Almost lost in the historic public routing of Egyptian President Hosni Mubarak is the performance of James Clapper, the U.S. director of national intelligence.
In a stunning piece of testimony before Congress last week -- and right in the middle of the new board game "Will Mubarak Stay or Will Mubarak Go?" -- Mr. Clapper offered a mind-boggling tutorial on just what is the Muslim Brotherhood.
He called the radical Islamist group that has spawned such garden clubs as al-Qaida, Hezbollah and Hamas "a very heterogeneous group" that's "largely secular" and "has eschewed violence."
Clapper was forced into an ex post facto me-screwed-up mea culpa , but the damage was done.
Again.
This is the same DNI boss who, in a December interview, amazingly appeared to be totally unaware of the breakup of a major terrorist plot in England that very week.
Does the "I" in DNI stand for "ignorance"?

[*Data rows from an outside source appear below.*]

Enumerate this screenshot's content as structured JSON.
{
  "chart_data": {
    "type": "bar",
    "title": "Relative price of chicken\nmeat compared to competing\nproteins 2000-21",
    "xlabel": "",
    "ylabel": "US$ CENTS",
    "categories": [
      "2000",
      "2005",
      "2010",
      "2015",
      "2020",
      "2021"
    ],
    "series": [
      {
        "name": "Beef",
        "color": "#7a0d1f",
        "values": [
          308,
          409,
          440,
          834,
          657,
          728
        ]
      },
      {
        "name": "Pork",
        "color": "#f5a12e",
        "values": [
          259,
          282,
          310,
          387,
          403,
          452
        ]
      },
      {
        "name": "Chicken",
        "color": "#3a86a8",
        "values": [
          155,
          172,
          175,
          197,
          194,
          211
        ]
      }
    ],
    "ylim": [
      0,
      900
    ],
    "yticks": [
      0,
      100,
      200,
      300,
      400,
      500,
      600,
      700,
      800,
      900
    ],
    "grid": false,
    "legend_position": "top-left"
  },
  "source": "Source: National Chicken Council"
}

Clapper wasn't the only Obama administration official forced to bite his tongue last week. CIA Director Leon Panetta, in Thursday testimony before the same House Intelligence Committee, said there was a "strong likelihood" that Mr. Mubarak would be gone by day's end. That speculation wasn't based on any intelligence but on media speculation.
Jim Clapper is damaged goods. And the administration would be wise to use the ejection seat on the retired Air Force lieutenant general.